Aseptic Processing Update

FDA's concept paper offers guidance on isolators and blow-fill-seal operations.

 

After 15 years, FDA is finally ready to update its guidance on aseptic processing. The agency released a preliminary concept paper on the subject on September 27, 2002. 



Most significantly, the concept paper, which can be read in its entirety at www.fda.gov/cder/dmpq/ aseptic-cp.pdf, offers new appendices on isolators and blow-fill-seal operations. These technologies were rarely used, if at all, when the current guidance was published in 1987.

The agency endorses the use of isolators, noting that "a well-designed positive-pressure barrier isolator, supported by adequate procedures for its maintenance, monitoring, and control, appears to offer an advantage over classical aseptic processing, including fewer opportunities for microbial con-tamination during processing." But it cautions industry not to adopt a "false sense of security" when using them.

The document calls for isolators to have a comprehensive preventive maintenance program, including written procedures for the replacement of gloves, half-suits, seams, gaskets, and seals. Gloves should be visually inspected after every use for macroscopic physical defects, and operations should be terminated if integrity breaches are found. The inner part of the installed gloves should be sanitized regularly, and operators should wear a second pair of thin gloves.

The insides of isolators should meet Class 100 standards at minimum. They should be placed in Class 10,000 or Class 100,000 cleanrooms, depending on the design of product interfaces and number of transfers performed. Unclassified rooms are unacceptable locations.
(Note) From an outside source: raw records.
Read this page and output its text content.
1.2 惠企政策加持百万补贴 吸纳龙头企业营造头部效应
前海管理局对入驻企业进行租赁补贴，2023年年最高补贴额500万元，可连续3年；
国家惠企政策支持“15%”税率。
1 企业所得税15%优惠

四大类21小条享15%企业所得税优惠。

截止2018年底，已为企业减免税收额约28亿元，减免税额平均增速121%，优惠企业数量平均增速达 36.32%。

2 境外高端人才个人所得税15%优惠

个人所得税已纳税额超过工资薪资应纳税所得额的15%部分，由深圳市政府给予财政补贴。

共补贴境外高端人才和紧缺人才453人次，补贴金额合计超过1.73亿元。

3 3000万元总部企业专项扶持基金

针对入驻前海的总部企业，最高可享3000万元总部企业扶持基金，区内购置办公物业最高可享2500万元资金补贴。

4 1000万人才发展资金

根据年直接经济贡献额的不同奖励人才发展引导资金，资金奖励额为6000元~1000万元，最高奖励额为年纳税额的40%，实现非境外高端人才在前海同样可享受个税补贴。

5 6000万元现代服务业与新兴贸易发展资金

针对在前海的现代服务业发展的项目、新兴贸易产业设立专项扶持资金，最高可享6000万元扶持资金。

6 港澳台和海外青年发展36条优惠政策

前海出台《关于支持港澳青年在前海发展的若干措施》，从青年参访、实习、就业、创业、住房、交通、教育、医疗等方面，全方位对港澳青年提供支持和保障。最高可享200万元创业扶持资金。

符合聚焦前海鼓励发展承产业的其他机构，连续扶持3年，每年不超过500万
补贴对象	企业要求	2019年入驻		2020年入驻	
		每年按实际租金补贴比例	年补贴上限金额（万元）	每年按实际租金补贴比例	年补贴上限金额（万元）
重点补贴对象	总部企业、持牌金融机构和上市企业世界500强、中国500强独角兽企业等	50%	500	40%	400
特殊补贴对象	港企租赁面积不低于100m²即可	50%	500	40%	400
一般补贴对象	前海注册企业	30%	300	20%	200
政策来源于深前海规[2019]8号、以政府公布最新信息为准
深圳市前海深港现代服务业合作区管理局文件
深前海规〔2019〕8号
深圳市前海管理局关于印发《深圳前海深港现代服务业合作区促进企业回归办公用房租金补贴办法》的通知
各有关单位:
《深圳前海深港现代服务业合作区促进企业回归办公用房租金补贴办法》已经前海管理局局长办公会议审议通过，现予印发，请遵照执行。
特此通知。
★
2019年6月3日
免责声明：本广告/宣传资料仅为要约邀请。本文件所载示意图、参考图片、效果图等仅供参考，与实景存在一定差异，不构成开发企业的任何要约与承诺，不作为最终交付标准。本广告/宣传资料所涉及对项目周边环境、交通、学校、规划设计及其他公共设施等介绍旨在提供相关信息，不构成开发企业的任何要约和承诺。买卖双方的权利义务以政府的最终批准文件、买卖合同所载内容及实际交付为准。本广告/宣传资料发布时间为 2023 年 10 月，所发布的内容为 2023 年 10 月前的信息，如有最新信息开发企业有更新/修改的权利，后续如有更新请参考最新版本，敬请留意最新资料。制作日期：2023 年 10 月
The number of material transfers should be kept to a minimum in order to lower the risk of contamination. Recommended transfer methods include direct interfaces with decon-taminating transfer isolators, dry heat depyrogenation tunnels with balanced airflow, and properly operated rapid transfer ports. If the latter allow ingress of air from the surrounding room, they should have localized HEPA-filtered laminar airflow covers. 

During decontamination, all isolator surfaces should be fully exposed to the chemical agent. Written decontamination procedures should be established and justified through process development and validation studies. Any breach of the isolator should lead to a decontamination cycle. All breaches should be investigated and any impacted products rejected.

Even though human factors are reduced when isolators are used, isolator operators should still follow metic-ulous aseptic technique.
The document commends blow-fill-seal technology for its "economies in container-closure processing and re-duced human intervention."
Blow-fill-seal machinery should be in a Class 10,000 cleanroom environment unless special design provisions justify otherwise. A well-designed blow-fill-seal system should achieve Class 100 particulate levels, and air in the critical zone (the area where sterile product or materials are exposed) should achieve Class 100 microbiological standards. 

Recommended technologies for preventing contamination of blow-fill-seal operations include barriers, pressure vacuums, microenvironments, and appropriately directed high volumes of sterile air. Smoke studies should be performed and multilocation particulate data gathered when assessing whether there is adequate particulate control in the critical zone. 

A preventive maintenance program should be established, especially for mold plates, gaskets, and other components that could affect the integrity of the boiling system.

The following aspects of blow-fill-seal operations should be validated: equipment sterilization, media fills, polymer sterilization, endotoxin removal, product-plastic compatibility, forming/sealing integrity, and unit weight variation. 

The plastic polymer material used should pass USP plastics criteria and be pharmaceutical grade, safe, and pure. 

Inspection of each unit of a batch should employ a reliable, sensitive final product examination capable of detecting a leaking unit. Significant defects due to heat or mechanical problems should be investigated in accordance with 21 CFR 211.100 and 211.192. 

The sections on classical aseptic processing contain guidance on buildings and facilities, personnel training and monitoring, components and container/closures, endotoxin control, time limitations, process validation and equipment qualification, laboratory controls, sterility testing, and batch record review.

However, more emphatically than the 1987 guidance, the new concept paper documents the agency's position that firms should employ terminal sterilization instead of aseptic processing when feasible because terminal sterilization offers fewer possibilities for contamination.